先人の経験則は素晴らしいですね。たとえば「腹八分」もたぶんその範疇でしょうね、きっと。
投稿: fumixie | 2011年3月10日 (木) 17時56分
「病は気から」、よく耳にする言葉ですが、本当だったんですね!
確かにネガティブよりポジティブに生きる方が健康に良さそうですし、何より生活が楽しくなりますよね。健康も楽しい人生をおくれるかどうかも自分次第ということですね。
投稿: タケノコ | 2011年3月16日 (水) 10時47分
タケノコさん、コメントいただき、ありがとうございます。
心の持ちようやストレスのせいで胃がキリキリ痛むなどというのは日常よく経験することだと思います。それから類推しても、やはり「病は気から」というのは、現在にも通用する知恵なのだと思っています。

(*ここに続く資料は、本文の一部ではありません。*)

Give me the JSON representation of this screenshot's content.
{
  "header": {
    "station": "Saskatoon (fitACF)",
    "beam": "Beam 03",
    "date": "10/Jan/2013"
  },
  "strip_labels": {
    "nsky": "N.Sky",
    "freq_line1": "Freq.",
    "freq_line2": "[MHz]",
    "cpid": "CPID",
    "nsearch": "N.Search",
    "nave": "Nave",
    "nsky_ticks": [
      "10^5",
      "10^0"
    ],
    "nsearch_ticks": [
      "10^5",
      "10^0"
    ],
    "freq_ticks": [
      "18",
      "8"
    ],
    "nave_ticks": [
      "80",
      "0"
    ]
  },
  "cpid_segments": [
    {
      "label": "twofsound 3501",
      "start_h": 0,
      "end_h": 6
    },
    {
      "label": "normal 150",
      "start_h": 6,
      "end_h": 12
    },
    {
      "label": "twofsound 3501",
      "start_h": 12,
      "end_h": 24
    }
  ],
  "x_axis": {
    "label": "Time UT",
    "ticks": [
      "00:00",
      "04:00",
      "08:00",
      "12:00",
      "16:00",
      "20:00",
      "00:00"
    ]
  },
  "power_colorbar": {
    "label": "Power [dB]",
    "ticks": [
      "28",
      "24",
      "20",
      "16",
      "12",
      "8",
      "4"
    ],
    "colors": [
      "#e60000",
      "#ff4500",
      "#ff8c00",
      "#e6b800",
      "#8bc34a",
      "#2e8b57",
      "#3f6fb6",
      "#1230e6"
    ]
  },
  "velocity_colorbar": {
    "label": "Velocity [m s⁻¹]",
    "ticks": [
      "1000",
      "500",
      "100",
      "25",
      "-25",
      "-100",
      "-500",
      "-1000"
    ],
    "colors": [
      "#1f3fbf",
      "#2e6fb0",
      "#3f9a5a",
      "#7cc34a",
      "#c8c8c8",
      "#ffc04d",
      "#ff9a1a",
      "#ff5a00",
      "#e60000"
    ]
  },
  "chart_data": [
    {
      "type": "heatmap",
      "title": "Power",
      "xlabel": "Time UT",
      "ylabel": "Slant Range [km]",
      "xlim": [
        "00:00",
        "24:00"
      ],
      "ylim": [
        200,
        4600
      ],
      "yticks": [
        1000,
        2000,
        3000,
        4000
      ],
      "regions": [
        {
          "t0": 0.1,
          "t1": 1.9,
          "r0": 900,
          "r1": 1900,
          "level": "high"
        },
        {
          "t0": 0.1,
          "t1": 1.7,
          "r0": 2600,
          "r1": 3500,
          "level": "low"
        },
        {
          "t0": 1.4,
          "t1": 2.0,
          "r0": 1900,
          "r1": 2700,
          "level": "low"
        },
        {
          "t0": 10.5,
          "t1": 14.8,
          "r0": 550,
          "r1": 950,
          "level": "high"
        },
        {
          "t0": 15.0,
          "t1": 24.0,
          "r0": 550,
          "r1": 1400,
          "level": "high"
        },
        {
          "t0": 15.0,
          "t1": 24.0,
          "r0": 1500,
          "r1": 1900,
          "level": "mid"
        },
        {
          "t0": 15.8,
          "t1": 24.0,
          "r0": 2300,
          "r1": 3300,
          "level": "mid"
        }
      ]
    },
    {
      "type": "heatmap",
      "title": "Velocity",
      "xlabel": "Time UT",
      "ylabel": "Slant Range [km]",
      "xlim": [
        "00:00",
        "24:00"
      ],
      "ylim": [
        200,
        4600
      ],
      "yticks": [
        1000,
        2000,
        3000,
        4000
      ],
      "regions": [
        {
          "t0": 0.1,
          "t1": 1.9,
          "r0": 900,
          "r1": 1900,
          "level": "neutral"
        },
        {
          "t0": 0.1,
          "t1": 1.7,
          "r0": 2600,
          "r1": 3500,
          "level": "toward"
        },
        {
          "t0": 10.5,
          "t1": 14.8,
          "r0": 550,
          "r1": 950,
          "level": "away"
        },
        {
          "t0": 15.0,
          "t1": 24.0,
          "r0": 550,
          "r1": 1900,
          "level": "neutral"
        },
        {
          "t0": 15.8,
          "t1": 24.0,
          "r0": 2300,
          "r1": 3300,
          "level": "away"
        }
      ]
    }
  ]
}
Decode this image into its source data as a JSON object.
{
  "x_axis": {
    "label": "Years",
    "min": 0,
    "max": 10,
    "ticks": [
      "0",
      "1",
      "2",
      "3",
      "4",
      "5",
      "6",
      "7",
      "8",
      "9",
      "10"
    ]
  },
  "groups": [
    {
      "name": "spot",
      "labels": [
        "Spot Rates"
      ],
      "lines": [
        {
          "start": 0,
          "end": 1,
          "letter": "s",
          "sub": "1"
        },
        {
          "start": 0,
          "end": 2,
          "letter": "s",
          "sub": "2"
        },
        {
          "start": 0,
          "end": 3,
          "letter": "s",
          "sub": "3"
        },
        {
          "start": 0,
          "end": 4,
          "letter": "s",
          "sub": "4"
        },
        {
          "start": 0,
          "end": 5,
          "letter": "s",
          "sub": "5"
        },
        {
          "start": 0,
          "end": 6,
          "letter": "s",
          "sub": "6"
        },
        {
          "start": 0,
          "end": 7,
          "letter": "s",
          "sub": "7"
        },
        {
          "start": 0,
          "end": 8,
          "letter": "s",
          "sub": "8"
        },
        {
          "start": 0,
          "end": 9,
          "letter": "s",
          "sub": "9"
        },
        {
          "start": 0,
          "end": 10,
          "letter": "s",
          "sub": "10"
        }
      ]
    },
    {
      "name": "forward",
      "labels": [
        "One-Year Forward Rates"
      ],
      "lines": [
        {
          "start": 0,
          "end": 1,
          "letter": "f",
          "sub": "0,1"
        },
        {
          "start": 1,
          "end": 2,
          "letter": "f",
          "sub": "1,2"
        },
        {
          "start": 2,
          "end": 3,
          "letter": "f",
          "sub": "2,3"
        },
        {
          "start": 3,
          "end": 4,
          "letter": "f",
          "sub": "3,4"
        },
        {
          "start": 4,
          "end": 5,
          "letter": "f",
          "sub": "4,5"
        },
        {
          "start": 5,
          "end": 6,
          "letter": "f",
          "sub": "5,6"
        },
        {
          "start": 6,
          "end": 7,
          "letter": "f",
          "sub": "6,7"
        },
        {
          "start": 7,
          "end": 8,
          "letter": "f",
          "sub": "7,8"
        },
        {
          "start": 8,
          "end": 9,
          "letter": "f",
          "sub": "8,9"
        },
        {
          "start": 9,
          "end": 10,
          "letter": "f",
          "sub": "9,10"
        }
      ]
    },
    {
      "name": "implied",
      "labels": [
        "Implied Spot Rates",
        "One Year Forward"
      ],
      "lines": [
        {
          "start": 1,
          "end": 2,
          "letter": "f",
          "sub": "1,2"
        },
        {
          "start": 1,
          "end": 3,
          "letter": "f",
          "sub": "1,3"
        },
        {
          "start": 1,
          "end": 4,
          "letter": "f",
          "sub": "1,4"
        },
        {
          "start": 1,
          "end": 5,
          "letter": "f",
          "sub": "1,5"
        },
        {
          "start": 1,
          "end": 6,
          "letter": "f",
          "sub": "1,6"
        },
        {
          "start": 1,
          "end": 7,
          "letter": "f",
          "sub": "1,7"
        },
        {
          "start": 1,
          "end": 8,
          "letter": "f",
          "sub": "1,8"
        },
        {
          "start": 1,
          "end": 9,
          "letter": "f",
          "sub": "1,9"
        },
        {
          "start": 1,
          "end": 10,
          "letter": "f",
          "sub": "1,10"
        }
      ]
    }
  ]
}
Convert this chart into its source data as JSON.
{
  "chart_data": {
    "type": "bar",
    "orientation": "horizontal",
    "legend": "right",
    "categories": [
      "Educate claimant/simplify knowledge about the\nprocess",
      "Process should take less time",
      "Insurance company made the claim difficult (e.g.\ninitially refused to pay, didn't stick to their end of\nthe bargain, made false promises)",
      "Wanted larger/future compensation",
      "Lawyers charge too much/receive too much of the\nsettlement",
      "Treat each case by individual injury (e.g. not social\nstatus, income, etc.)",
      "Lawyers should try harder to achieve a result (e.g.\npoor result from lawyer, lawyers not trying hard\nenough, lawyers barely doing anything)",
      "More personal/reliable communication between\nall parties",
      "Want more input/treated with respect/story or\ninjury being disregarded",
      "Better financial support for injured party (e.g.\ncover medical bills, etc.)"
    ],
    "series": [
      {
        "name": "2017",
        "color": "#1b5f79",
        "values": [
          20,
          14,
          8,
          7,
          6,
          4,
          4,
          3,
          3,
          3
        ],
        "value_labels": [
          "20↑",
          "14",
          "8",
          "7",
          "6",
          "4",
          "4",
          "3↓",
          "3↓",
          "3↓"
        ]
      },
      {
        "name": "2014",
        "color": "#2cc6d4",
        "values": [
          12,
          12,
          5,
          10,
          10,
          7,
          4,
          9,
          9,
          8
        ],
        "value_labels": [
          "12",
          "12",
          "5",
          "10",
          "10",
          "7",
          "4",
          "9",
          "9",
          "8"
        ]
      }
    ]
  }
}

投稿: fumixie | 2011年3月16日 (水) 18時27分
山岳遭難者が生き延びるか死ぬかの境目に陥った時も、気持ちの持ちようで生き延びる事が出来るという事も良く知られた事象ですね。何事も悲観的に考えることなく、いい意味で楽観的にかまえる事も大切なんですね。
投稿: yasupon | 2011年3月17日 (木) 17時48分
yasuponさん、コメントいただき、ありがとうございます。
おっしゃる山岳遭難者のこともけっこう耳にすることですよね。心が秘めている力は侮れませんね。でも「心」だけに、科学で扱う対象になりにくいのかもしれません。
こういう研究がもっと増えて、心の力が明らかになるといいですよね。
投稿: fumixie | 2011年3月17日 (木) 21時33分
病は気から、有意差あり、なんですね。これは患者さんにも、それを支えるご家族にもいい報告だと思いました。励まし甲斐がありますよね。心臓病だけでなく、他の疾患でもこのようなことが証明されればよいのですが。
投稿: ぴぴん | 2011年3月18日 (金) 15時34分
ぴぴんさん、コメントいただき、ありがとうございます。
「心が持つ力」は、科学の目から見れば、まだまだ未知の領域でしょうから、今後が楽しみです。
それはともかく、明るく前向きな心構えは、身体にとっても、生活や人生にとってもキーポイントですよね。